The government is estimating a shortfall of R35,000 crore in the current fiscal in the NSSF, also used to finance the deficit, Gopalan said. There is a switch taking place from NSSF into dated securities, Gopalan said. Budget calculations were made with estimation of R24,000 crore in NSSF.

It (the additional borrowing) is very negative for the bond market. The yield moved up by almost 12 basis points by the end of the day, which is a very big single-day jump, said an economist at a public sector bank. Fiscal deficit would probably inch closer to 5%, he said.

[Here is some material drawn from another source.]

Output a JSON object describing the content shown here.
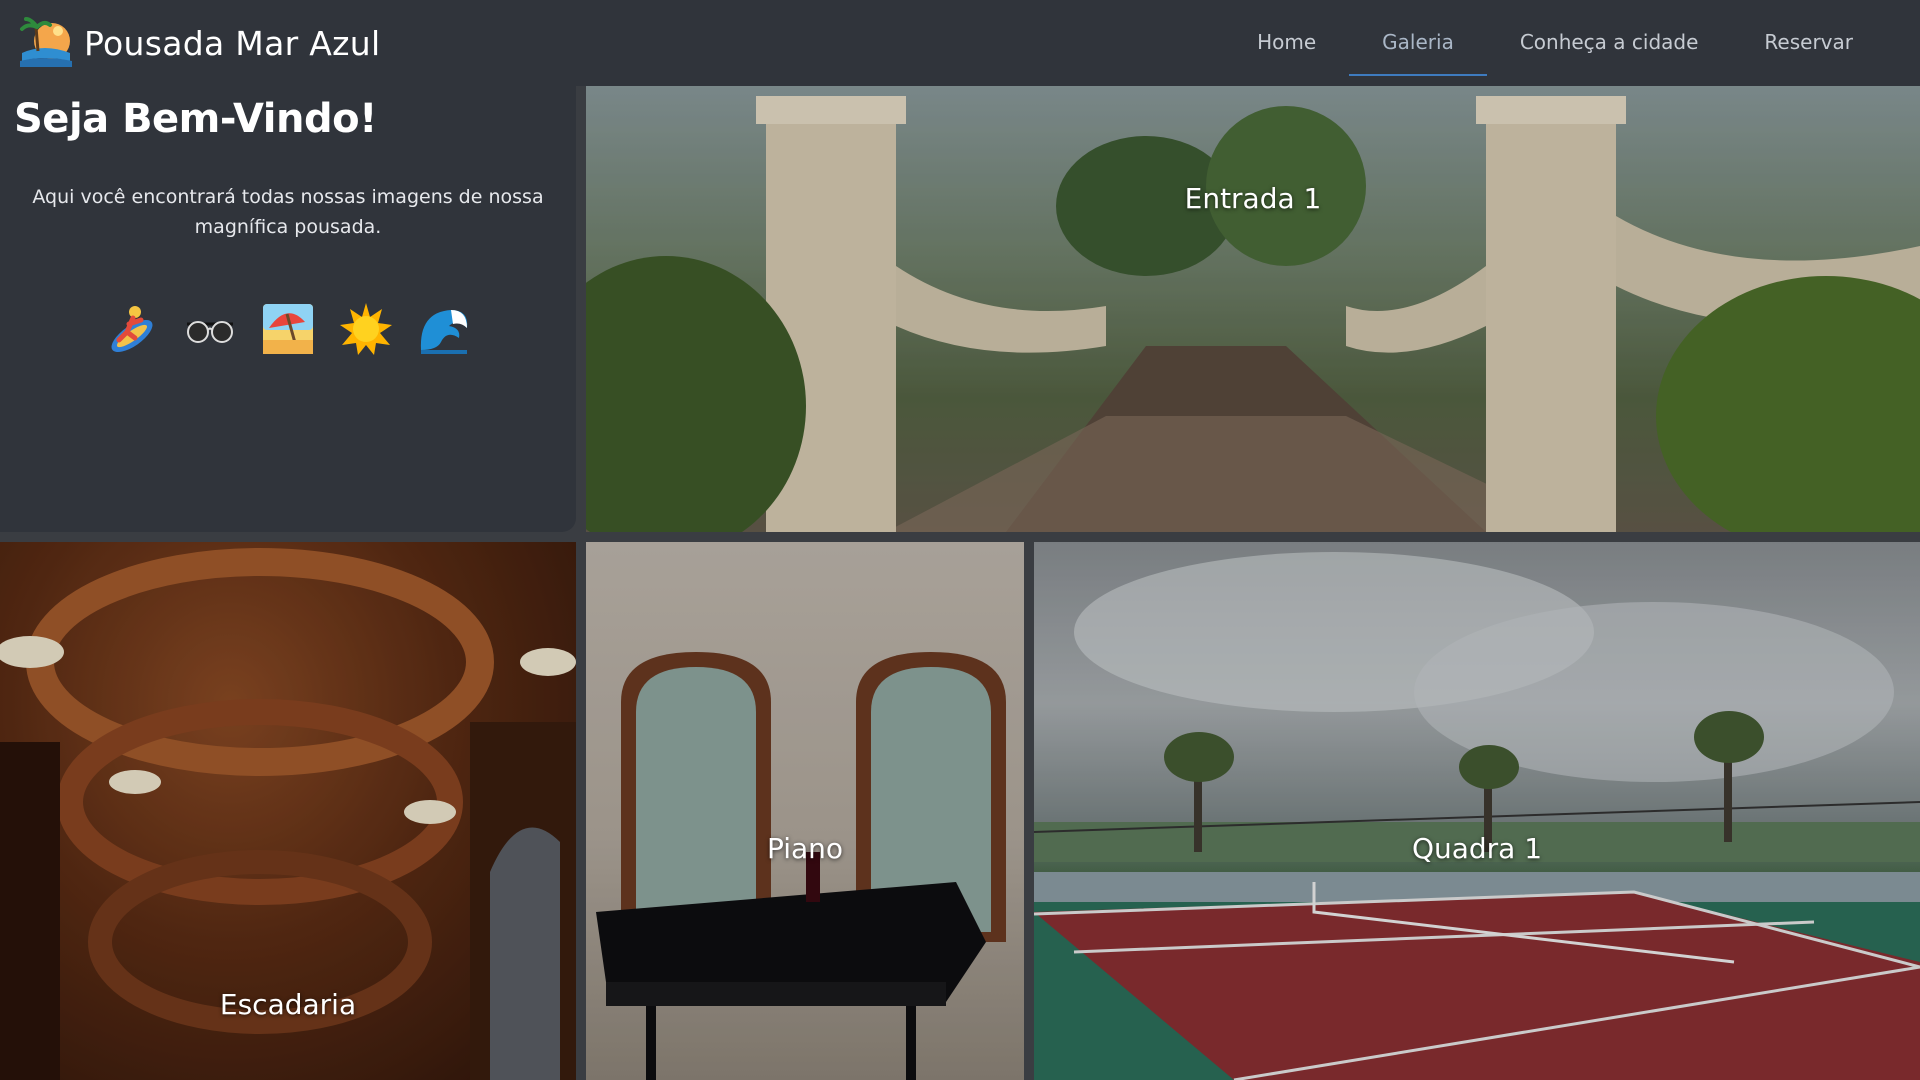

The government's market borrowings are a key figure for the bond market and the credit market. Yield on the 10-year benchmark government bond bond rose to 8.46% on Thursday from Wednesday's close of 8.34%. Rising yields result in lower bond prices.

The bond market is nervous as you can see from the yields. But it is difficult to analyse the exact impact of higher borrowings on fiscal deficit, said Kotak Mahindra Bank chief economist Indranil Pan.

Market players are also worried that the government may be forced to raise borrowings level once again, anticipating a shortfall in the disinvestment proceeds pegged at Rs 40,000 crore for the fiscal. The government has so far been able to raise only Rs 1,100 crore by partially offloading its stake in the Power Finance Corporation.

The bond sales calendar looks likely to stretch up to February. Today's borrowing level obviously does not take into account anticipated shortfall from disinvestment, which means there could be extra borrowings in the coming months, a bond market player said.

Gopalan, however, maintained that the extra borrowing would not crowd out credit availability to the private sector. The finance ministry, in the Union Budget in February, has pegged a gross market borrowings target of Rs 4.17 lakh crore for 2011-12, in order to help bridge its fiscal deficit projected at 4.6% of the GDP. However, the entire year borrowing target now stands at Rs 4.7 lakh crore.

The government has completed borrowings of Rs 2.5 lakh crore in the first half between April and September.

Prime Minister's Economic Advisory Council (PMEAC) Chairman C Rangarajan said on Thursday that government needs to pursue fiscal consolidation, as fiscal policy has an important role to play in containing inflationary pressures.

He said the government is unlikely to achieve its fiscal deficit target of 4.6% for the current fiscal.